The “Siblings Cannot Agree” show aims to attract wide appeal by offering a tantalizing touchstone, anywhere in the world, for our perceptions of family and how we see each other.
Working together for only the second time, Cally Trench and Nick Trench have compiled an eclectic range of portraits and self-portraits of themselves spanning five decades – full faces, isolated features, hands and feet – dating back to their teenage years in the London suburbs and tracing through to the present day.
Says Cally: “The work in this exhibition reveals a seldom-acknowledged phenomenon: that siblings can have a shared background, family, and upbringing and yet end up with very different outlooks, visions and ways of doing things – as demonstrated vividly by our contrasting approaches, ideas, and techniques when it comes to art.”
“Many of us will recognize this curious mix of commonality and difference. There is a recognition and acceptance of difference. In using each other as artistic raw material over many years, we respect each other’s work, but we simply behave and express ourselves differently.”
The works – including pencil, ink, oil and film pieces – are individual and idiosyncratic in their vision as well as differing in style and format. The two pencil portraits from 1970, which triggered the whole idea, will sit side-by-side to open the display and hint at the two highly disparate artistic expressions that follow.
Cally’s formats include diptychs, triptychs, collections of graphic and robust ‘Feet’ and ‘Hand’ drawings and time-lapse films: “They suggest how we perceive people through constant movement. The dynamism is an indication of life and human energy, echoed by the way that viewers have to respond physically, moving backwards and forwards, to make out the detail of the pen and ink marks and then step back to see the whole image.”
Meanwhile, Nick’s approach to his work has an entirely different impulse: “I explore figures in different environments or treat them in different ways. Sometimes the figure may disappear entirely – perhaps it merges into surroundings or disappears behind them.”
The Heseltine Gallery, located near Banbury on the intersecting borders of four of central England’s counties, is the region’s major community art gallery space and is attracting increasing attention for the quality and range of its exhibition program. On a visual arts-led school campus, it aims to showcase the work of local and regional artists and craftspeople, as well as celebrate the achievements of students. The gallery is organized and run by a committee of volunteers and supported by a membership scheme.
Curating the exhibition, Tom Christy explains: “Cally and Nick have developed a very honest concept: viewers may react to the images they have created by thinking about how they see themselves. It’s a display which will resonate with many parents and young people, for we’re all interested in how the world sees us.”

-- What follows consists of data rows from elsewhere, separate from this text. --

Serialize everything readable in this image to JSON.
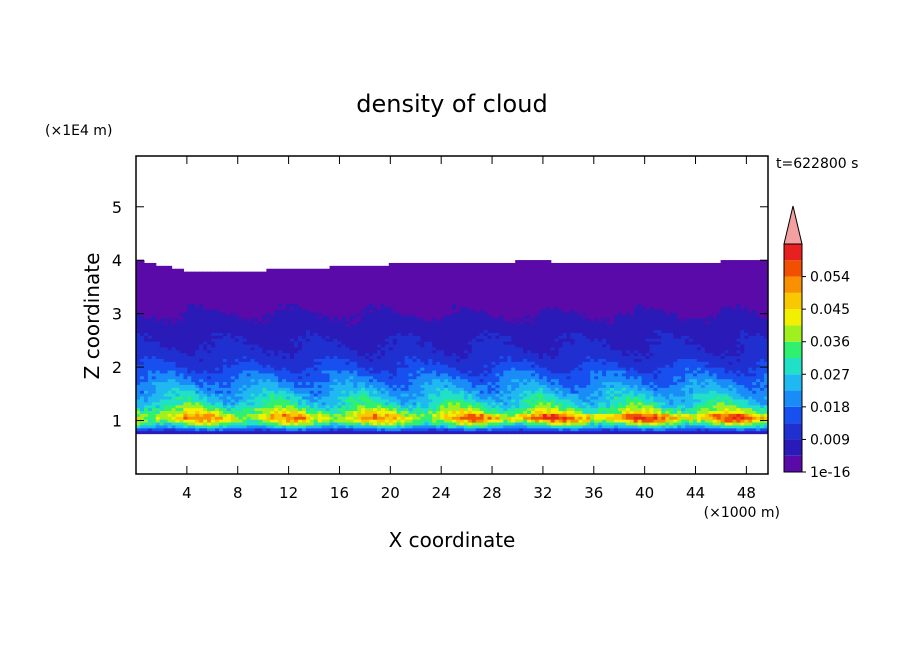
{
  "chart_data": {
    "type": "heatmap",
    "title": "density of cloud",
    "xlabel": "X coordinate",
    "ylabel": "Z coordinate",
    "x_unit_label": "(×1000 m)",
    "y_unit_label": "(×1E4 m)",
    "time_label": "t=622800 s",
    "xlim": [
      0,
      49.7
    ],
    "ylim": [
      0,
      5.95
    ],
    "x_ticks": [
      "4",
      "8",
      "12",
      "16",
      "20",
      "24",
      "28",
      "32",
      "36",
      "40",
      "44",
      "48"
    ],
    "y_ticks": [
      "1",
      "2",
      "3",
      "4",
      "5"
    ],
    "colorbar": {
      "tick_labels": [
        "0.054",
        "0.045",
        "0.036",
        "0.027",
        "0.018",
        "0.009",
        "1e-16"
      ],
      "extend": "max",
      "levels": [
        1e-16,
        0.0045,
        0.009,
        0.0135,
        0.018,
        0.0225,
        0.027,
        0.0315,
        0.036,
        0.0405,
        0.045,
        0.0495,
        0.054,
        0.0585,
        0.063
      ],
      "colors": [
        "#5a0aa8",
        "#2a1ab8",
        "#2030d0",
        "#1850f0",
        "#1a8cf8",
        "#20b8f0",
        "#20e0c8",
        "#30f070",
        "#a0f020",
        "#f0f000",
        "#f8c800",
        "#f89000",
        "#f05000",
        "#e82020"
      ],
      "over_color": "#f4a0a0"
    },
    "profile": {
      "z": [
        0.78,
        0.8,
        0.85,
        0.95,
        1.05,
        1.12,
        1.2,
        1.3,
        1.45,
        1.6,
        1.75,
        1.9,
        2.05,
        2.2,
        2.4,
        2.6,
        2.8,
        3.0,
        3.3,
        3.6,
        3.8,
        3.9,
        4.0
      ],
      "density": [
        0.006,
        0.008,
        0.018,
        0.035,
        0.046,
        0.042,
        0.036,
        0.03,
        0.026,
        0.022,
        0.019,
        0.016,
        0.013,
        0.011,
        0.009,
        0.008,
        0.006,
        0.0045,
        0.003,
        0.002,
        0.0015,
        0.001,
        0.0005
      ]
    },
    "cloud_top_z": [
      4.0,
      3.78,
      3.8,
      3.85,
      3.9,
      3.95,
      3.97,
      3.98,
      3.96,
      3.94,
      3.97,
      4.0
    ],
    "cloud_base_z": 0.8
  }
}
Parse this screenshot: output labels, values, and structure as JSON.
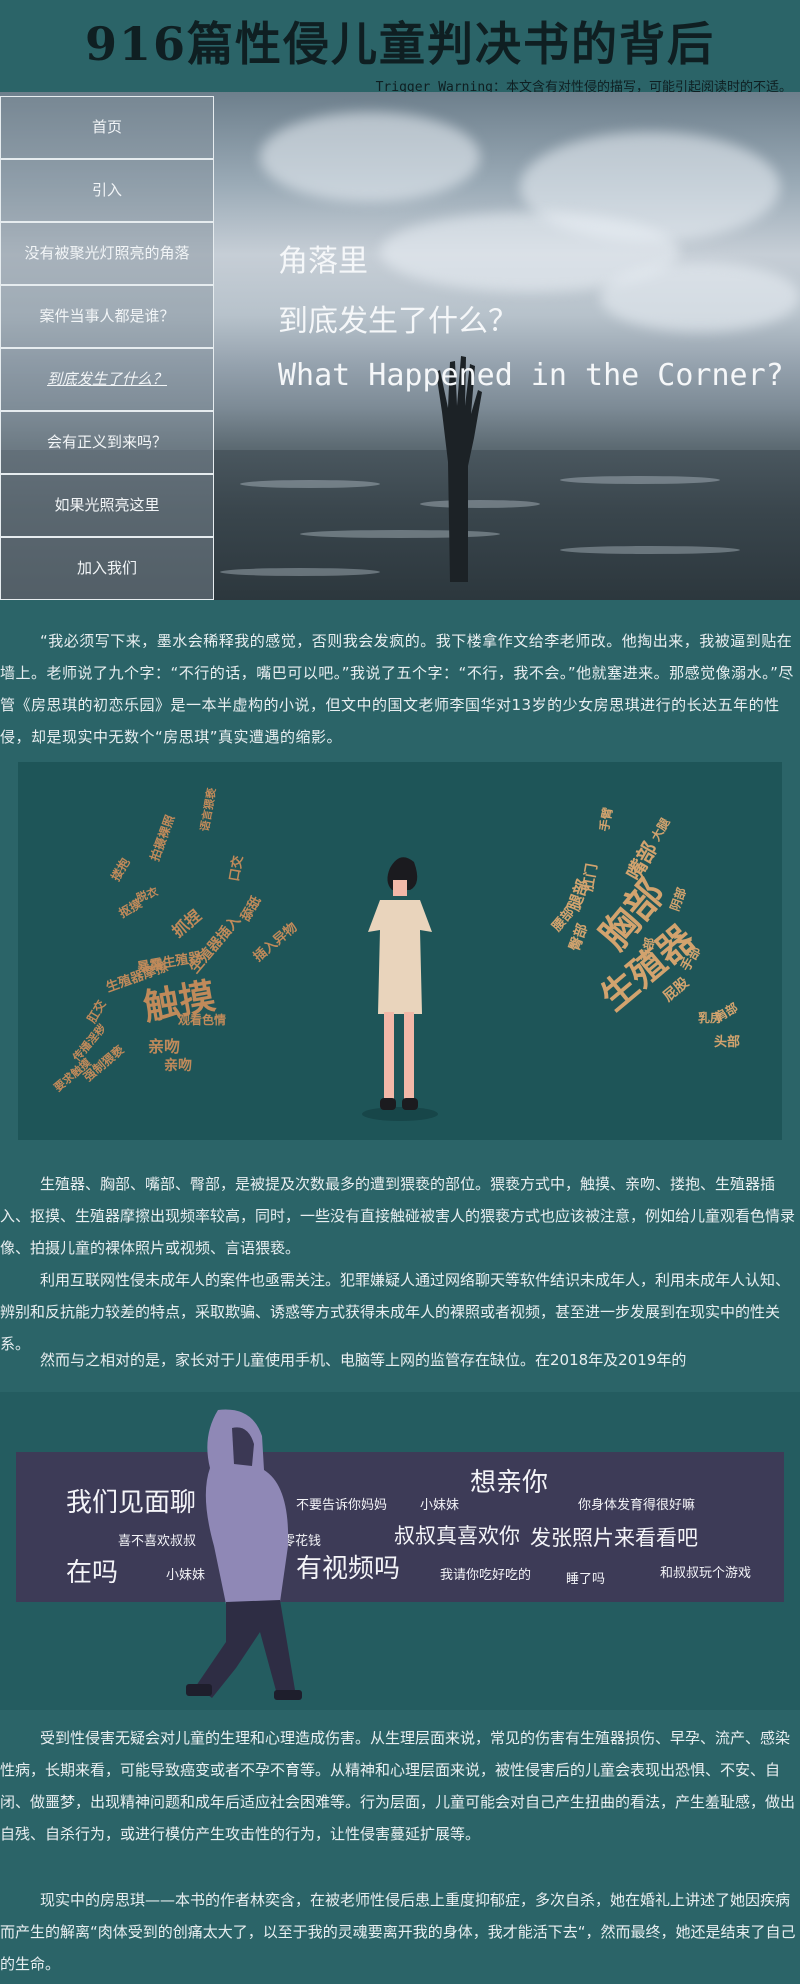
{
  "header": {
    "title": "916篇性侵儿童判决书的背后",
    "trigger": "Trigger Warning：本文含有对性侵的描写，可能引起阅读时的不适。"
  },
  "nav": {
    "items": [
      {
        "label": "首页"
      },
      {
        "label": "引入"
      },
      {
        "label": "没有被聚光灯照亮的角落"
      },
      {
        "label": "案件当事人都是谁？"
      },
      {
        "label": "到底发生了什么？"
      },
      {
        "label": "会有正义到来吗？"
      },
      {
        "label": "如果光照亮这里"
      },
      {
        "label": "加入我们"
      }
    ],
    "active_index": 4
  },
  "hero": {
    "line1": "角落里",
    "line2": "到底发生了什么？",
    "line3": "What Happened in the Corner?"
  },
  "paragraphs": {
    "p1": "“我必须写下来，墨水会稀释我的感觉，否则我会发疯的。我下楼拿作文给李老师改。他掏出来，我被逼到贴在墙上。老师说了九个字：“不行的话，嘴巴可以吧。”我说了五个字：“不行，我不会。”他就塞进来。那感觉像溺水。”尽管《房思琪的初恋乐园》是一本半虚构的小说，但文中的国文老师李国华对13岁的少女房思琪进行的长达五年的性侵，却是现实中无数个“房思琪”真实遭遇的缩影。",
    "p2": "生殖器、胸部、嘴部、臀部，是被提及次数最多的遭到猥亵的部位。猥亵方式中，触摸、亲吻、搂抱、生殖器插入、抠摸、生殖器摩擦出现频率较高，同时，一些没有直接触碰被害人的猥亵方式也应该被注意，例如给儿童观看色情录像、拍摄儿童的裸体照片或视频、言语猥亵。",
    "p3": "利用互联网性侵未成年人的案件也亟需关注。犯罪嫌疑人通过网络聊天等软件结识未成年人，利用未成年人认知、辨别和反抗能力较差的特点，采取欺骗、诱惑等方式获得未成年人的裸照或者视频，甚至进一步发展到在现实中的性关系。",
    "p4": "然而与之相对的是，家长对于儿童使用手机、电脑等上网的监管存在缺位。在2018年及2019年的",
    "p5": "受到性侵害无疑会对儿童的生理和心理造成伤害。从生理层面来说，常见的伤害有生殖器损伤、早孕、流产、感染性病，长期来看，可能导致癌变或者不孕不育等。从精神和心理层面来说，被性侵害后的儿童会表现出恐惧、不安、自闭、做噩梦，出现精神问题和成年后适应社会困难等。行为层面，儿童可能会对自己产生扭曲的看法，产生羞耻感，做出自残、自杀行为，或进行模仿产生攻击性的行为，让性侵害蔓延扩展等。",
    "p6": "现实中的房思琪——本书的作者林奕含，在被老师性侵后患上重度抑郁症，多次自杀，她在婚礼上讲述了她因疾病而产生的解离“肉体受到的创痛太大了，以至于我的灵魂要离开我的身体，我才能活下去“，然而最终，她还是结束了自己的生命。"
  },
  "wordcloud_left": {
    "words": [
      "触摸",
      "亲吻",
      "抓捏",
      "生殖器插入",
      "抠摸",
      "搂抱",
      "拍摄裸照",
      "口交",
      "强制猥亵",
      "脱衣",
      "亲吻",
      "生殖器摩擦",
      "传播淫秽",
      "观看色情",
      "肛交",
      "舔舐",
      "语言猥亵",
      "插入异物",
      "暴露生殖器",
      "要求触摸"
    ],
    "color": "#c08a5a"
  },
  "wordcloud_right": {
    "words": [
      "胸部",
      "生殖器",
      "嘴部",
      "腿部",
      "手臂",
      "肛门",
      "臀部",
      "头部",
      "背部",
      "屁股",
      "阴部",
      "手部",
      "肩部",
      "腰部",
      "乳房",
      "大腿"
    ],
    "color": "#d2a36e"
  },
  "chat_words": [
    {
      "text": "我们见面聊",
      "size": 26
    },
    {
      "text": "想亲你",
      "size": 26
    },
    {
      "text": "不要告诉你妈妈",
      "size": 13
    },
    {
      "text": "小妹妹",
      "size": 13
    },
    {
      "text": "你身体发育得很好嘛",
      "size": 13
    },
    {
      "text": "喜不喜欢叔叔",
      "size": 13
    },
    {
      "text": "给你零花钱",
      "size": 13
    },
    {
      "text": "叔叔真喜欢你",
      "size": 21
    },
    {
      "text": "发张照片来看看吧",
      "size": 21
    },
    {
      "text": "在吗",
      "size": 26
    },
    {
      "text": "小妹妹",
      "size": 13
    },
    {
      "text": "有视频吗",
      "size": 26
    },
    {
      "text": "我请你吃好吃的",
      "size": 13
    },
    {
      "text": "睡了吗",
      "size": 13
    },
    {
      "text": "和叔叔玩个游戏",
      "size": 13
    }
  ],
  "colors": {
    "background": "#2b6468",
    "wordcloud_panel": "#1e5558",
    "chat_panel": "#3d3b57",
    "text": "#e8eef0"
  }
}
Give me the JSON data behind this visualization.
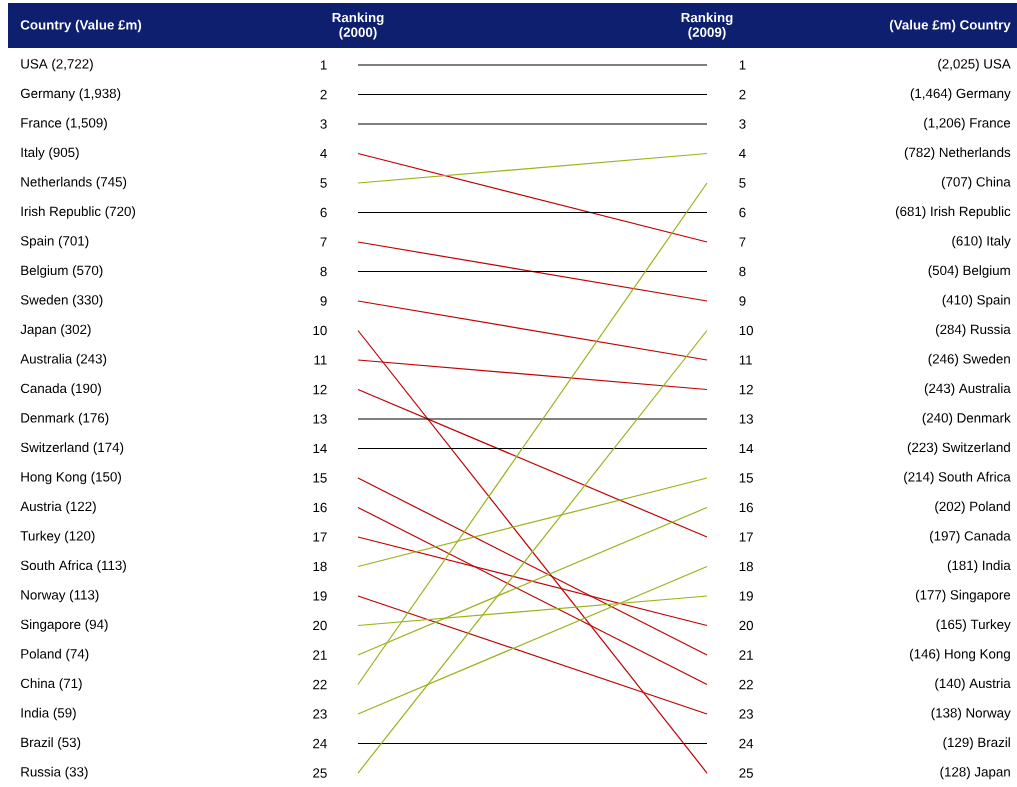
{
  "chart_data": {
    "type": "line",
    "categories": [
      "Ranking (2000)",
      "Ranking (2009)"
    ],
    "ylim": [
      25,
      1
    ],
    "yticks": [
      1,
      2,
      3,
      4,
      5,
      6,
      7,
      8,
      9,
      10,
      11,
      12,
      13,
      14,
      15,
      16,
      17,
      18,
      19,
      20,
      21,
      22,
      23,
      24,
      25
    ],
    "y2lim": [
      25,
      1
    ],
    "y2ticks": [
      1,
      2,
      3,
      4,
      5,
      6,
      7,
      8,
      9,
      10,
      11,
      12,
      13,
      14,
      15,
      16,
      17,
      18,
      19,
      20,
      21,
      22,
      23,
      24,
      25
    ],
    "grid": false,
    "marker": "none",
    "line_style": "solid",
    "series": [
      {
        "color": "#000000",
        "values": [
          1,
          1
        ]
      },
      {
        "color": "#000000",
        "values": [
          2,
          2
        ]
      },
      {
        "color": "#000000",
        "values": [
          3,
          3
        ]
      },
      {
        "color": "#c00000",
        "values": [
          4,
          7
        ]
      },
      {
        "color": "#99b31a",
        "values": [
          5,
          4
        ]
      },
      {
        "color": "#000000",
        "values": [
          6,
          6
        ]
      },
      {
        "color": "#c00000",
        "values": [
          7,
          9
        ]
      },
      {
        "color": "#000000",
        "values": [
          8,
          8
        ]
      },
      {
        "color": "#c00000",
        "values": [
          9,
          11
        ]
      },
      {
        "color": "#c00000",
        "values": [
          10,
          25
        ]
      },
      {
        "color": "#c00000",
        "values": [
          11,
          12
        ]
      },
      {
        "color": "#c00000",
        "values": [
          12,
          17
        ]
      },
      {
        "color": "#000000",
        "values": [
          13,
          13
        ]
      },
      {
        "color": "#000000",
        "values": [
          14,
          14
        ]
      },
      {
        "color": "#c00000",
        "values": [
          15,
          21
        ]
      },
      {
        "color": "#c00000",
        "values": [
          16,
          22
        ]
      },
      {
        "color": "#c00000",
        "values": [
          17,
          20
        ]
      },
      {
        "color": "#99b31a",
        "values": [
          18,
          15
        ]
      },
      {
        "color": "#c00000",
        "values": [
          19,
          23
        ]
      },
      {
        "color": "#99b31a",
        "values": [
          20,
          19
        ]
      },
      {
        "color": "#99b31a",
        "values": [
          21,
          16
        ]
      },
      {
        "color": "#99b31a",
        "values": [
          22,
          5
        ]
      },
      {
        "color": "#99b31a",
        "values": [
          23,
          18
        ]
      },
      {
        "color": "#000000",
        "values": [
          24,
          24
        ]
      },
      {
        "color": "#99b31a",
        "values": [
          25,
          10
        ]
      }
    ],
    "annotations": [
      "Country (Value £m)",
      "(Value £m) Country",
      "USA (2,722)",
      "Germany (1,938)",
      "France (1,509)",
      "Italy (905)",
      "Netherlands (745)",
      "Irish Republic (720)",
      "Spain (701)",
      "Belgium (570)",
      "Sweden (330)",
      "Japan (302)",
      "Australia (243)",
      "Canada (190)",
      "Denmark (176)",
      "Switzerland (174)",
      "Hong Kong (150)",
      "Austria (122)",
      "Turkey (120)",
      "South Africa (113)",
      "Norway (113)",
      "Singapore (94)",
      "Poland (74)",
      "China (71)",
      "India (59)",
      "Brazil (53)",
      "Russia (33)",
      "(2,025) USA",
      "(1,464) Germany",
      "(1,206) France",
      "(782) Netherlands",
      "(707) China",
      "(681) Irish Republic",
      "(610) Italy",
      "(504) Belgium",
      "(410) Spain",
      "(284) Russia",
      "(246) Sweden",
      "(243) Australia",
      "(240) Denmark",
      "(223) Switzerland",
      "(214) South Africa",
      "(202) Poland",
      "(197) Canada",
      "(181) India",
      "(177) Singapore",
      "(165) Turkey",
      "(146) Hong Kong",
      "(140) Austria",
      "(138) Norway",
      "(129) Brazil",
      "(128) Japan"
    ]
  }
}
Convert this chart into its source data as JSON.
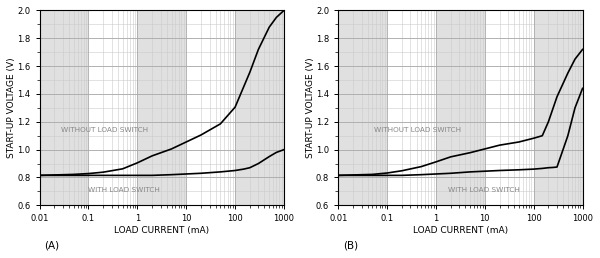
{
  "ylabel": "START-UP VOLTAGE (V)",
  "xlabel": "LOAD CURRENT (mA)",
  "ylim": [
    0.6,
    2.0
  ],
  "xlim_min": 0.01,
  "xlim_max": 1000,
  "yticks": [
    0.6,
    0.8,
    1.0,
    1.2,
    1.4,
    1.6,
    1.8,
    2.0
  ],
  "label_A": "(A)",
  "label_B": "(B)",
  "text_without": "WITHOUT LOAD SWITCH",
  "text_with": "WITH LOAD SWITCH",
  "bg_color": "#f5f5f5",
  "band_light": "#ffffff",
  "band_dark": "#e0e0e0",
  "line_color": "#000000",
  "text_color": "#888888",
  "grid_major_color": "#aaaaaa",
  "grid_minor_color": "#cccccc",
  "fig_bg": "#ffffff",
  "outer_border": "#999999",
  "A_without_x": [
    0.01,
    0.02,
    0.05,
    0.1,
    0.2,
    0.5,
    1.0,
    2.0,
    5.0,
    10.0,
    20.0,
    50.0,
    100.0,
    200.0,
    300.0,
    500.0,
    700.0,
    1000.0
  ],
  "A_without_y": [
    0.815,
    0.818,
    0.822,
    0.828,
    0.838,
    0.862,
    0.905,
    0.955,
    1.005,
    1.055,
    1.105,
    1.185,
    1.305,
    1.555,
    1.72,
    1.88,
    1.95,
    2.0
  ],
  "A_with_x": [
    0.01,
    0.02,
    0.05,
    0.1,
    0.2,
    0.5,
    1.0,
    2.0,
    5.0,
    10.0,
    20.0,
    50.0,
    100.0,
    150.0,
    200.0,
    300.0,
    500.0,
    700.0,
    1000.0
  ],
  "A_with_y": [
    0.815,
    0.815,
    0.815,
    0.815,
    0.815,
    0.815,
    0.815,
    0.815,
    0.82,
    0.825,
    0.83,
    0.84,
    0.85,
    0.86,
    0.87,
    0.9,
    0.95,
    0.98,
    1.0
  ],
  "B_without_x": [
    0.01,
    0.02,
    0.05,
    0.1,
    0.2,
    0.5,
    1.0,
    2.0,
    5.0,
    10.0,
    20.0,
    50.0,
    100.0,
    150.0,
    200.0,
    300.0,
    500.0,
    700.0,
    1000.0
  ],
  "B_without_y": [
    0.815,
    0.818,
    0.822,
    0.832,
    0.848,
    0.878,
    0.912,
    0.948,
    0.978,
    1.005,
    1.032,
    1.055,
    1.082,
    1.1,
    1.2,
    1.38,
    1.55,
    1.65,
    1.72
  ],
  "B_with_x": [
    0.01,
    0.02,
    0.05,
    0.1,
    0.2,
    0.5,
    1.0,
    2.0,
    5.0,
    10.0,
    20.0,
    50.0,
    100.0,
    150.0,
    200.0,
    250.0,
    300.0,
    500.0,
    700.0,
    1000.0
  ],
  "B_with_y": [
    0.815,
    0.815,
    0.815,
    0.815,
    0.815,
    0.82,
    0.825,
    0.83,
    0.84,
    0.845,
    0.85,
    0.855,
    0.86,
    0.865,
    0.87,
    0.872,
    0.875,
    1.1,
    1.3,
    1.44
  ]
}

“At first glance, there’s dissonance rather than cohesion: their work differs dramatically in technique and approach. Yet both inventively use paint, line or video to explore and record who they are and who they have become.”
“I love the way the exhibition encourages the viewer to reassess their own sibling relationships as well as posing more general questions to do with identity and self. Having the show in a gallery linked to a school makes these questions even more pertinent: our siblings, whether we like it or not, have a great deal of influence and impact on who we each become.”
Nick adds: “It’s exciting to show in the Heseltine Gallery, on the site of a large art-focused school where students will get a chance to look at our work, from different periods of two artists’ lives. Hopefully, this will inspire discussion about what ‘portrait painting’ can, or might, mean for young people – the so-called ‘selfie generation’ – and encourage them to express their own view of themselves as well as how they are perceived.”
“Siblings Cannot Agree,” with free entry, will run 11am to 3pm, 17-29 September (inclusive) 2018. The Opening Event is on Sunday 16 September, 3-6pm. The Closing Event is on Saturday 29 September, 11am to 3pm, with a guided tour of the work, led by the artists, plus readings by both artists from their own writings. Much of the work will be for sale. Student projects will also be scheduled.
The Heseltine Gallery, Chenderit School, Archery Road, Middleton Cheney, OX17 2QR.